Dem entspricht die medizinische Terminologie und Einteilung. Ärzte sprechen bei einem Gewicht des Fötus von 500 g und mehr von einer Totgeburt. Dieses Gewicht ist ab der 22. Schwangerschaftswoche zu erwarten14. Generell wird zwischen Fehlgeburten aus natürlicher Ursache (Spontanaborten) und Schwangerschaftsabbrüchen (artifizielle Aborte) unterschieden. Bei einer „missed abortion”, also einem verhaltenen Abort, ist die Fruchtanlage abgestorben, wird aber nicht aus der Gebärmutter ausgestoßen. Es gibt außer fehlenden Vitalitätszeichen keine äußeren Anhaltspunkte wie eine Blutung oder Gewebsabgang. Der Zervikalkanal ist geschlossen. Eine sicher diagnostizierte missed abortion muss mit einem artifiziellen Abort therapiert werden, um möglicherweise letale Komplikationen wie das Dead-Fetus-Syndrom zu vermeiden. Dies bedeutet, dass auch medizinisch der Abort „verhalten”, also vom Körper nicht natürlich vorgenommen wird und die Trennung der Leibesfrucht vom Mutterleib erst durch den artifiziell herbeigeführten Abort erfolgt. Erst in diesem Zeitpunkt ist auch aus medizinischer Sicht die Schwangerschaft beendet.
Juristisch wie medizinisch endet daher die Schwangerschaft nicht mit dem Absterben des Kindes in der Gebärmutter. Entscheidend ist vielmehr die Trennung der toten Leibesfrucht vom Mutterleib.
Die Missachtung der besonderen Schutzvorschriften des Mutterschutzgesetzes zu Gunsten der werdenden Mutter bei Erklärung der ersten Kündigung indiziert eine Benachteiligung der Klägerin wegen ihrer Schwangerschaft und damit wegen ihres Geschlechts, § 3 Abs. 1 Satz 2 AGG iVm. § 1 AGG. Ein Arbeitgeber, der die Möglichkeit eines geschlechtsspezifischen Kündigungsverbotes erkennt und gleichwohl eine Kündigung ausspricht oder die Kündigung aus genau dieser Überlegung wiederholt, will „erst recht” wegen des Geschlechts der Arbeitnehmerin benachteiligen.
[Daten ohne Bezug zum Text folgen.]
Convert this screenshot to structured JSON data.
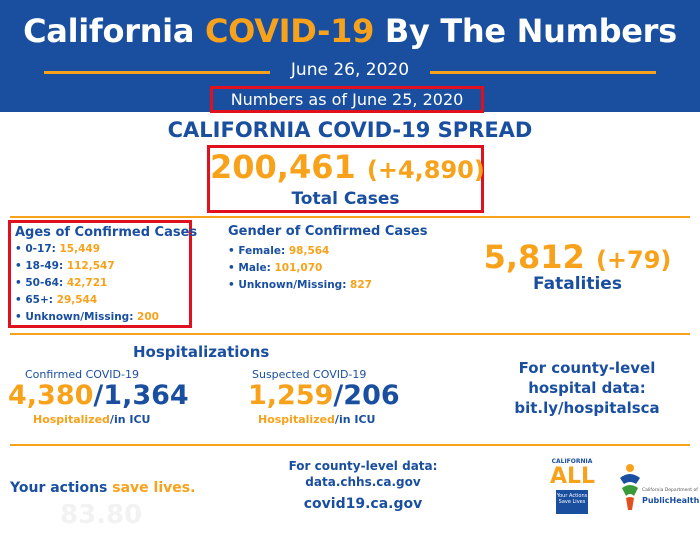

Darüber hinaus ist eine derartige Kündigung (hier: während des Krankenhausaufenthalts wegen der Fehlgeburt) „zur Unzeit” erklärt worden. Die Art der Treuwidrigkeit ist wiederum geschlechtsspezifisch diskriminierend. Es verstößt grob gegen die Pflicht des Arbeitgebers zur Rücksicht auf die Rechte, Rechtsgüter und Interessen der Arbeitnehmerin, ihr noch vor dem Weg ins Krankenhaus, wo sie – für den Arbeitgeber bekannt – wegen des bereits abgestorbenen Fötus einen artifiziellen Abort vornehmen lassen musste, die Kündigungserklärung zukommen zu lassen. Dies kann nur als absichtliche Missachtung der persönlichen Belange der Arbeitnehmerin angesehen werden, die sich in einer lebensbedrohlichen Situation sah und darüber hinaus den Tod ihres Kindes zu verarbeiten hatte. Der Arbeitgeber hat bewusst einen Zugangszeitpunkt gewählt, der die Arbeitnehmerin besonders beeinträchtigen musste15.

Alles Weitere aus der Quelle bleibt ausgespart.